Я с ужасом соглашался с ее мыслями, тем более, что похожие думы не раз одолевали и меня, а все же я чувствовал, что вряд ли достоин предлагаемого Марьяной дара – смерти в ее компании, романтической смерти, соблазнительной смерти, вечной смерти. К тому же я догадывался, что она допускает меня лишь в одну крохотную каморку своего сердца, да и то освещенную куцым огарком свечки, чтобы я в полумраке так и не смог рассмотреть самого главного, что там припрятано, и не нащупал потайных ходов вглубь.

Глава тринадцатая

Описывая события того времени, я пытался разобраться, что в их описании должно быть главным, и приходил к выводу, что если бы не Марьяна, я бы, возможно, никогда так и не написал бы об этом ни строчки. Прошло с того времени больше десяти лет, а она не оставляет моей памяти и все еще продолжает навещать мои сны, размышления, она живет во мне, словно какая-то инфекция, от которой невозможно избавиться, невозможно убить никаким антибиотиком, более того, мне все еще кажется, что в один прекрасный день я встречу ее где-нибудь на улице и сразу узнаю, а она, словно бы ничего и не случилось, бросится мне на шею и со смехом начнет вспоминать все, что было между нами, хотя и понимаю, что это уже нереально, я ее никогда не встречу, и все же воображение настойчиво рисует передо мной картины нашей будущей встречи. С годами ее образ распадается в моей памяти, он множится и мерцает бесчисленными искорками, перелетающими с места на место, чтобы в какое-то мгновение собраться воедино, но не для того, чтобы явить мне ее такой, какой я ее знал, но почему-то совсем иной, не известной мне, не запечатленной в памяти, а скорее придуманной, нафантазированной, созданием чудесного света, который проникает сквозь толщу воды и, преломляясь, рождает невиданные миражи.

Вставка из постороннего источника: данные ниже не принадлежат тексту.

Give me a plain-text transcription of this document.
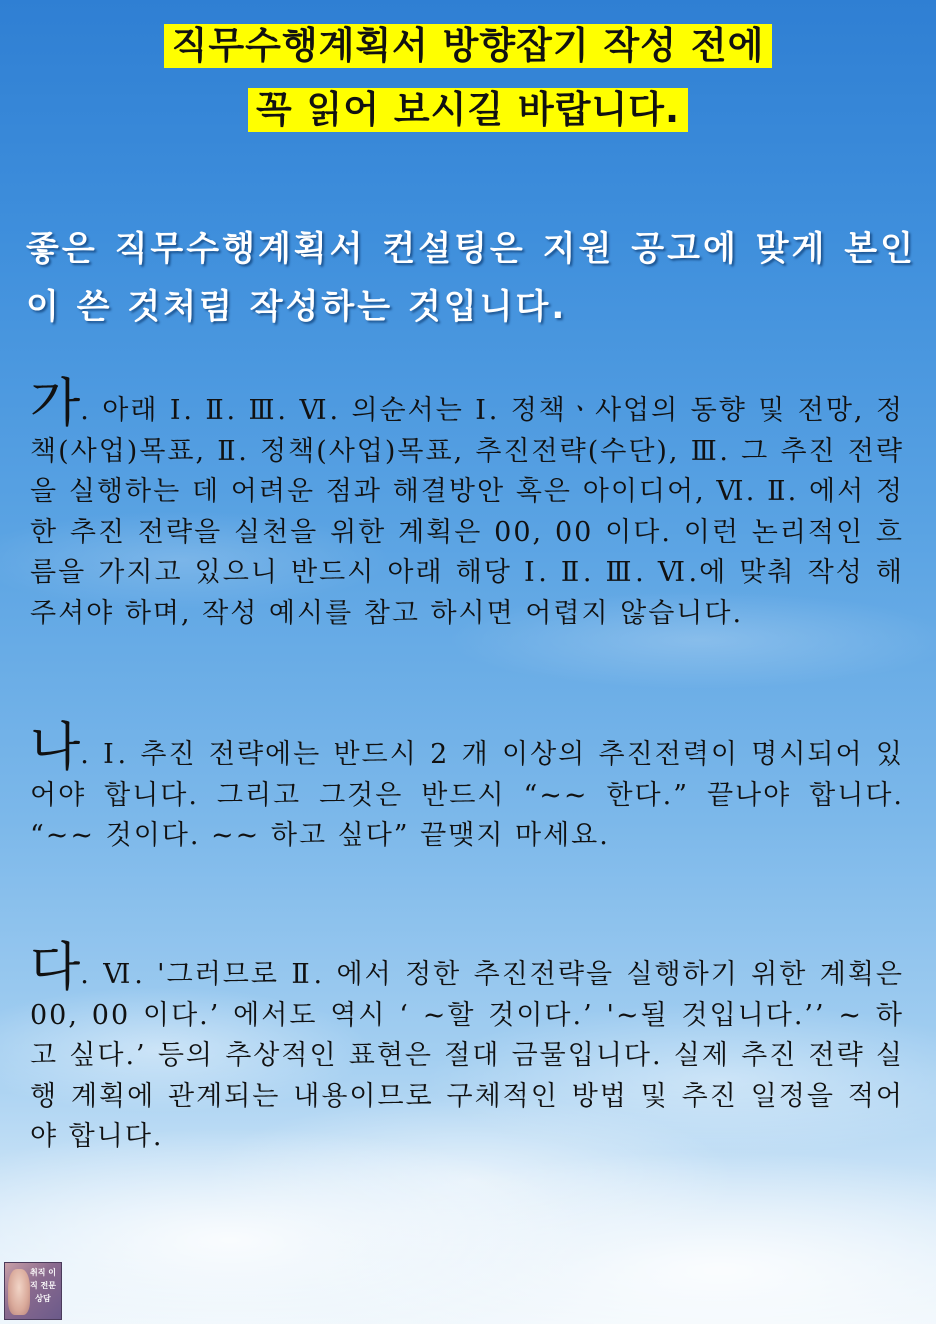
직무수행계획서 방향잡기 작성 전에
꼭 읽어 보시길 바랍니다.
좋은 직무수행계획서 컨설팅은 지원 공고에 맞게 본인이 쓴 것처럼 작성하는 것입니다.
가. 아래 Ⅰ. Ⅱ. Ⅲ. Ⅵ. 의순서는 Ⅰ. 정책ㆍ사업의 동향 및 전망, 정책(사업)목표, Ⅱ. 정책(사업)목표, 추진전략(수단), Ⅲ. 그 추진 전략을 실행하는 데 어려운 점과 해결방안 혹은 아이디어, Ⅵ. Ⅱ. 에서 정한 추진 전략을 실천을 위한 계획은 00, 00 이다. 이런 논리적인 흐름을 가지고 있으니 반드시 아래 해당 Ⅰ. Ⅱ. Ⅲ. Ⅵ.에 맞춰 작성 해 주셔야 하며, 작성 예시를 참고 하시면 어렵지 않습니다.
나. Ⅰ. 추진 전략에는 반드시 2 개 이상의 추진전력이 명시되어 있어야 합니다. 그리고 그것은 반드시 “~~ 한다.” 끝나야 합니다. “~~ 것이다. ~~ 하고 싶다” 끝맺지 마세요.
다. Ⅵ. '그러므로 Ⅱ. 에서 정한 추진전략을 실행하기 위한 계획은 00, 00 이다.’ 에서도 역시 ‘ ~할 것이다.’ '~될 것입니다.’’ ~ 하고 싶다.’ 등의 추상적인 표현은 절대 금물입니다. 실제 추진 전략 실행 계획에 관계되는 내용이므로 구체적인 방법 및 추진 일정을 적어야 합니다.
취직 이직 전문 상담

Я должен наконец разобраться с тем, что произошло, найти ответ на загадку, почему она выбрала именно меня, и сделала это не для того, чтобы разбудить во мне жажду жизни и творчества, а наоборот, чтобы все это убаюкать, усыпить, вывести меня на гору, откуда открывается захватывающий вид на руины, и сказать: «И это твоя жизнь? Так стоит ли за нее цепляться?» Меня и сейчас, спустя столько лет пронзает мистический страх, как только я вспоминаю о ней, все еще не оставляет мысль, что я так до конца и не понял ее, не дал ей ничего из того, что мог дать, не выслушал ее до конца, не проникся ее болью, между нами осталось недосказанным что-то очень важное, и теперь оно давит мне на мозги, просится наружу, но к кому обращу я те невысказанные слова? Я продолжаю беседовать с ней на расстоянии времени, голос ее журчит в моей голове, отражается эхом и рассеивается на мириады звуков, и каждый из них снова и снова напоминает о ней. Нередко я просыпался среди ночи, заслышав, как она зовет меня, настойчиво повторяя мое имя, и тогда меня охватывало странное и жуткое чувство, я так ясно различал ее голос, словно она находилась совсем рядом, на расстоянии вытянутой руки, и тогда я, не включая свет, замирал и настороженно слушал нахлынувшую вдруг тишину, а тишина печально звенела, будто кто-то пытался меня успокоить, убаюкать и усыпить воображение.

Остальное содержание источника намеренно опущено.